Wednesday, March 24, 2010

Emergency care needed for U.S.’ sick trade deficit with China

How much more time will pass before the Obama administration takes action on our toxic trade with the People’s Republic of China?

As a result of our burgeoning trade deficit with China since 2001, when China joined the World Trade Organization:

-- About 2,400,000 jobs have been lost or displaced in the United States.
-- The computer, electronic equipment, and parts industries led, with 627,000 jobs displaced, more than in any other sector of the economy.
-- Every Congressional district, including the District of Columbia and Puerto Rico, has been affected, with California and Texas as the biggest losers among states.
Those are among the facts documented in a new report by the Economic Policy Institute (EPI) issued March 23 in conjunction with the Alliance for American Manufacturing (AAM).

The impact of the China trade deficit – which reached a record high of $270,000,000 in 2008 – is not limited to the hemorrhaging of jobs. Workers still employed are affected too, by decreased wages. A typical full-time, median wage earner lost an estimated $1,400 in 2006.

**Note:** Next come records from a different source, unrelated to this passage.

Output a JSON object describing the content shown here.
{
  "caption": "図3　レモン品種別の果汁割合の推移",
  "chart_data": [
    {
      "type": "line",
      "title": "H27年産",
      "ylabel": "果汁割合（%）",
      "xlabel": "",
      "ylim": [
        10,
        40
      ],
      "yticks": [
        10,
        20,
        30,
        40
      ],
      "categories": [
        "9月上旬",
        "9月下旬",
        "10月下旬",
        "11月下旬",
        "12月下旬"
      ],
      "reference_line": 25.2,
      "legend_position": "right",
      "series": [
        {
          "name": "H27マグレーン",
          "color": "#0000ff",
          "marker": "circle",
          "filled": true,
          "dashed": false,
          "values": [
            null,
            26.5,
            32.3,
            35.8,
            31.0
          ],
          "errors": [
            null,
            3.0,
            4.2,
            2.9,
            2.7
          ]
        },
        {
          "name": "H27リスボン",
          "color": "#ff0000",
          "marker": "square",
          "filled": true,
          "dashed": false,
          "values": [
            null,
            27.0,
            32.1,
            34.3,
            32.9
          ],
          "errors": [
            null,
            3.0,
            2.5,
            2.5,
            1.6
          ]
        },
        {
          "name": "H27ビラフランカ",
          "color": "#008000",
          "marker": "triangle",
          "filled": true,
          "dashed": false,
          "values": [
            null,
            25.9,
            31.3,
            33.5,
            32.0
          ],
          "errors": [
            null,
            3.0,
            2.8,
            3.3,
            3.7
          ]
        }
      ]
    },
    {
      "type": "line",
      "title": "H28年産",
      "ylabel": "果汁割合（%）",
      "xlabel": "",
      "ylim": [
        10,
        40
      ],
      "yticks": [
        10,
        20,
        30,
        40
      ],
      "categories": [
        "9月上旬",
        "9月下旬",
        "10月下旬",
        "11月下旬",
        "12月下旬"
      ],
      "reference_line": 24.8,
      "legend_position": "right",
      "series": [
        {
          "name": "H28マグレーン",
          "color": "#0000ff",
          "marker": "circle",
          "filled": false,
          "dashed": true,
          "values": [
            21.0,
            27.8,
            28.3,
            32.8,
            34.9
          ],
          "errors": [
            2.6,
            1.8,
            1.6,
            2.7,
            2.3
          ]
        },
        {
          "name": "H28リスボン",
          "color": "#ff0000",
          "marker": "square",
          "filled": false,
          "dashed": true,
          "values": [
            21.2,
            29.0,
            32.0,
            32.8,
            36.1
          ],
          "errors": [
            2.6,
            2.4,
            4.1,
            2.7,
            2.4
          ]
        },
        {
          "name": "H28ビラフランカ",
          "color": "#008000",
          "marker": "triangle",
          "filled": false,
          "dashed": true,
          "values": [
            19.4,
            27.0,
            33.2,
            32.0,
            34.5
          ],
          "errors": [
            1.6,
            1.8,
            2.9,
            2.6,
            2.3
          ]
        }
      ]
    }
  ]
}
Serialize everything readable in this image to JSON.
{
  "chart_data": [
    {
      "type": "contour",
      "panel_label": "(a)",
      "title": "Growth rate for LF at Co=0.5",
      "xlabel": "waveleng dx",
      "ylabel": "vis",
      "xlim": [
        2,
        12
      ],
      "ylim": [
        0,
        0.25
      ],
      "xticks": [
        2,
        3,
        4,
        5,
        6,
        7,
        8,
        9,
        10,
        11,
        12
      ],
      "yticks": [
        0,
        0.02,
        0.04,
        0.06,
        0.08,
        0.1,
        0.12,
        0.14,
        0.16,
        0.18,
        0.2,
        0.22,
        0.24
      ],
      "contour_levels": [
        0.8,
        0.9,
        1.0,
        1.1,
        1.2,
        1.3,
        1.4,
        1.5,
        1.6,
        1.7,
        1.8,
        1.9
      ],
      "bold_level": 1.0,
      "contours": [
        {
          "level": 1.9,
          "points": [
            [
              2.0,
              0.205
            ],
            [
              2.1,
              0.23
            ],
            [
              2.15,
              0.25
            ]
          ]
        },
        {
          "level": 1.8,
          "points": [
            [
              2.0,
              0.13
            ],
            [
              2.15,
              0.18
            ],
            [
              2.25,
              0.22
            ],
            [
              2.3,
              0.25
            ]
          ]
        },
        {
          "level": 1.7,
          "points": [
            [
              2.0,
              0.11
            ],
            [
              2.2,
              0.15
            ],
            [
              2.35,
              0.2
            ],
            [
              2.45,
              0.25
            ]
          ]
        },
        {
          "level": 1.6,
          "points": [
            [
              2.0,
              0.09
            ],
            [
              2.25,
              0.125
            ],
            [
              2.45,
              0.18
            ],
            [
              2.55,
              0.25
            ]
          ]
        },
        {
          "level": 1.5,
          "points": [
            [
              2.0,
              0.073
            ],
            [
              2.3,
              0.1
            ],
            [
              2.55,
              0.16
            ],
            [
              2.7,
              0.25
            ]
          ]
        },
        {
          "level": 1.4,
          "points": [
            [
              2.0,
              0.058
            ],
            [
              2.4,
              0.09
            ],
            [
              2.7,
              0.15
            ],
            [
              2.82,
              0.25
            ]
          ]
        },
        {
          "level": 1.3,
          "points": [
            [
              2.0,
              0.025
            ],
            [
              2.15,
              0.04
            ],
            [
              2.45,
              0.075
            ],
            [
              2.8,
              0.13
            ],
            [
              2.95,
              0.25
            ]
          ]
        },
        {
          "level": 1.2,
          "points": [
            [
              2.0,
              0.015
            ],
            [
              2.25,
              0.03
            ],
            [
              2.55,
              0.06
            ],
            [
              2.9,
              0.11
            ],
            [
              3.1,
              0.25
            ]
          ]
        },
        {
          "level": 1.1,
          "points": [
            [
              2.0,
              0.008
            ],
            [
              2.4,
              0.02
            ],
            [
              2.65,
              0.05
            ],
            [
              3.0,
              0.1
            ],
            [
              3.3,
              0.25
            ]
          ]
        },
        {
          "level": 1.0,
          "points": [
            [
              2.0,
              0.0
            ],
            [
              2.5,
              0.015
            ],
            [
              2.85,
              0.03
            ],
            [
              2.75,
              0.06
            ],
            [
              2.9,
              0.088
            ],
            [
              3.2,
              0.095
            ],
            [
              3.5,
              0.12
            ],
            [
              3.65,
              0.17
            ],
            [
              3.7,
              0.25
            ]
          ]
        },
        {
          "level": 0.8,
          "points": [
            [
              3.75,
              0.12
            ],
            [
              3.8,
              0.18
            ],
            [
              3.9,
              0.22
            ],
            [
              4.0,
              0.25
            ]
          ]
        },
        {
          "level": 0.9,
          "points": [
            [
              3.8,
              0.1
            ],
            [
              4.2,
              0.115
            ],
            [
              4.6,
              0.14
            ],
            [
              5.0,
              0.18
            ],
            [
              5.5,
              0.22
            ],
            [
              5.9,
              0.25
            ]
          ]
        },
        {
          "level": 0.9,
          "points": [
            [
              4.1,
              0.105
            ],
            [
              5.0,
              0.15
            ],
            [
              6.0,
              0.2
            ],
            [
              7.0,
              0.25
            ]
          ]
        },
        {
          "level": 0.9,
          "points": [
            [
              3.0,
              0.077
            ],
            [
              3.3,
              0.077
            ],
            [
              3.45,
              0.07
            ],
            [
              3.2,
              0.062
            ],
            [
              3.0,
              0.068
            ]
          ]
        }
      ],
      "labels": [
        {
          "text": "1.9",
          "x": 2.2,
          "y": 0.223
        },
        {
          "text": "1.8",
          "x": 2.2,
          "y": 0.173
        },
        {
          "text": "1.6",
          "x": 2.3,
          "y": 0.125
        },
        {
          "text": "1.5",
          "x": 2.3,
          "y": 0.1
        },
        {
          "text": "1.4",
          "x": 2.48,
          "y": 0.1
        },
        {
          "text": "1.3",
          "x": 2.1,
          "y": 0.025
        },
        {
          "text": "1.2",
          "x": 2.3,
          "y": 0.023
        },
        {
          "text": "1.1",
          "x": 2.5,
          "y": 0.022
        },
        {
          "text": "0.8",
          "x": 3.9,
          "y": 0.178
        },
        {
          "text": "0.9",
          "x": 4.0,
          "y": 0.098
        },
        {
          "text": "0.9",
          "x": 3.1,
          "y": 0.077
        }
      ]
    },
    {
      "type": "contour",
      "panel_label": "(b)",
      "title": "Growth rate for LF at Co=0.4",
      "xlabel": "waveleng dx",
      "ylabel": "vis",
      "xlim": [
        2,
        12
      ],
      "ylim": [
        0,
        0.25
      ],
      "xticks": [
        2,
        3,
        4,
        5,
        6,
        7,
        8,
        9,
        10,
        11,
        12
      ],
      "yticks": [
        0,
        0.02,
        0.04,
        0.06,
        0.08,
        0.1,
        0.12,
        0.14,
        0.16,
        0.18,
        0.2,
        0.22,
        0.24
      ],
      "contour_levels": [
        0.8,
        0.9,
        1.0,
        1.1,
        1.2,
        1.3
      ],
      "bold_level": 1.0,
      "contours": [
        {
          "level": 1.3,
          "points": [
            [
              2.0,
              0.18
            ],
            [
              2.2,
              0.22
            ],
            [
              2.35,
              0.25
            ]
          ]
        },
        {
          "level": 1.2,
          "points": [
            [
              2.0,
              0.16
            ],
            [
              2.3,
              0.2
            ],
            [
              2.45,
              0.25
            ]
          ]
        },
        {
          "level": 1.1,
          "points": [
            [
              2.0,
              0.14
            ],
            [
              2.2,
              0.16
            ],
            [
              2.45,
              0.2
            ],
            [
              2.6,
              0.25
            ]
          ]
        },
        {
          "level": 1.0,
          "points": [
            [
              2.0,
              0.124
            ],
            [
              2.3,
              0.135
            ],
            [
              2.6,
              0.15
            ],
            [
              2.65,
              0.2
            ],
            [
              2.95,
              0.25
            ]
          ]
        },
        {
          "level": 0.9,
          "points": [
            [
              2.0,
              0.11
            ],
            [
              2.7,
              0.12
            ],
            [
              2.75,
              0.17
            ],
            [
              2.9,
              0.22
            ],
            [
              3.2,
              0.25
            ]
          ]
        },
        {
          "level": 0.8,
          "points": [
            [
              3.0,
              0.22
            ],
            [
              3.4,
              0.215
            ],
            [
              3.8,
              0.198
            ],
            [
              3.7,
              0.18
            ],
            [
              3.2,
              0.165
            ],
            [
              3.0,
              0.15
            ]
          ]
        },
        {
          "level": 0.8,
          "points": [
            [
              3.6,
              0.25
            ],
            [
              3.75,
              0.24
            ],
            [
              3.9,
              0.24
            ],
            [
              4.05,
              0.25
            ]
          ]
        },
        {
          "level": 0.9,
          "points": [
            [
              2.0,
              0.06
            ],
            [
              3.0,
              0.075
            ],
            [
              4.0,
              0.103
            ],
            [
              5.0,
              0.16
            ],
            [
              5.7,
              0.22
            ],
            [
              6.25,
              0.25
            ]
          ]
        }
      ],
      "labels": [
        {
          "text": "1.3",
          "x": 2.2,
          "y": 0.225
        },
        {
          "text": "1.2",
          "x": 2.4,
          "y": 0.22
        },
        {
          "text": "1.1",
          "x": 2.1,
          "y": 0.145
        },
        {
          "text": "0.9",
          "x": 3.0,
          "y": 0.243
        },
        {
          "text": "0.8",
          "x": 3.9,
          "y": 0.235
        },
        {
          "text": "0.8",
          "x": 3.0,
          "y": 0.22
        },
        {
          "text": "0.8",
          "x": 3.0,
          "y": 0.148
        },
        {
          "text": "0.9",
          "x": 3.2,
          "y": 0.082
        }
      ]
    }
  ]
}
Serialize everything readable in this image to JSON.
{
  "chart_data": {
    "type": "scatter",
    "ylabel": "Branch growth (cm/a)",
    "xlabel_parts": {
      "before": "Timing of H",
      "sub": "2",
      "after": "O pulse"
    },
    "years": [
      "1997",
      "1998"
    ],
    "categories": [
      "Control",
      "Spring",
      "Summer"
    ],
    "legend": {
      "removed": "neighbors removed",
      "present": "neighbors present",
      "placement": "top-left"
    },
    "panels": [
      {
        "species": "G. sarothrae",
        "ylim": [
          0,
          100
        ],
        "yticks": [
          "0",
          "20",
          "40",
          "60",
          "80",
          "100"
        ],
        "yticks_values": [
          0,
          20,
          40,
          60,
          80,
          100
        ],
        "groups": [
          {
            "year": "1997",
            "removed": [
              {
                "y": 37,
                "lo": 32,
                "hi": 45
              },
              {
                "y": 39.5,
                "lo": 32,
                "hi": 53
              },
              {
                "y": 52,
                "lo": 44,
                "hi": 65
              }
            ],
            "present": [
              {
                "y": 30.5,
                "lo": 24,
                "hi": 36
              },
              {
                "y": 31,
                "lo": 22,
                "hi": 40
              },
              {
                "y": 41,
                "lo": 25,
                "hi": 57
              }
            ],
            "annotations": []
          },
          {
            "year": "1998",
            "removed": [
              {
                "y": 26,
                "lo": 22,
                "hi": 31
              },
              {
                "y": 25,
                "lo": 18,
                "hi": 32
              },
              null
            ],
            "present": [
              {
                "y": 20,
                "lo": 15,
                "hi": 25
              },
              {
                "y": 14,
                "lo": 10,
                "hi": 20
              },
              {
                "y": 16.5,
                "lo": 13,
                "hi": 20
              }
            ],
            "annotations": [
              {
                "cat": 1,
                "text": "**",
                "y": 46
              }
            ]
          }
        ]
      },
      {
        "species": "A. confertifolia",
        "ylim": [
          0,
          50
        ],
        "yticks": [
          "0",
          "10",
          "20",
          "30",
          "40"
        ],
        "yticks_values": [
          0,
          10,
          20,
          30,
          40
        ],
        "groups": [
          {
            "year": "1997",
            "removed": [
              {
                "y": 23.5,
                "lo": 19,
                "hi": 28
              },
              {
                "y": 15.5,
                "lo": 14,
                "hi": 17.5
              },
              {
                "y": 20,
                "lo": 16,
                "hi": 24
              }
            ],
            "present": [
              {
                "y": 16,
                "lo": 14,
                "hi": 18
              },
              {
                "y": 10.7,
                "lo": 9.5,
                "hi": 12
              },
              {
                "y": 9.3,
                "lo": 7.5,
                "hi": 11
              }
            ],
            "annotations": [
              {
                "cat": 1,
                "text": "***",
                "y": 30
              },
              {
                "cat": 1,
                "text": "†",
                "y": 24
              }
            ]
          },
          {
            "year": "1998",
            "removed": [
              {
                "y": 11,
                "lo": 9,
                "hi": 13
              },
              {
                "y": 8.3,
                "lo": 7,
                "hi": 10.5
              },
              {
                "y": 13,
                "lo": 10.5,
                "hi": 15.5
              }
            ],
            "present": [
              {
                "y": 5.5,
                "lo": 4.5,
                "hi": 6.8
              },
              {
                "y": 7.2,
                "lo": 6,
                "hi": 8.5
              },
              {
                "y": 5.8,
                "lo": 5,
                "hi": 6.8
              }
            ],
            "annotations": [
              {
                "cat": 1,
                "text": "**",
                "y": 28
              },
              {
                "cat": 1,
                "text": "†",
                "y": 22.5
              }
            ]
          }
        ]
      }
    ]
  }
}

Currency manipulation is a major cause of the huge trade surplus enjoyed by China, according to the report’s author, Robert E. Scott of EPI. This intervention “makes the yuan artificially cheap and provides an effective subsidy on Chinese exports.”

As a result, China’s goods cost up to 40 percent less, according to the AAM, which brings together a select group of America’s leading manufacturers and the United Steelworkers.

The AAM supports the newly introduced Senate legislation designed to halt the misalignment of currencies by China and other countries. The group also urges the U.S. Treasury Department to list China as a currency manipulator in its semi-annual report on currency exchange, due by April 15.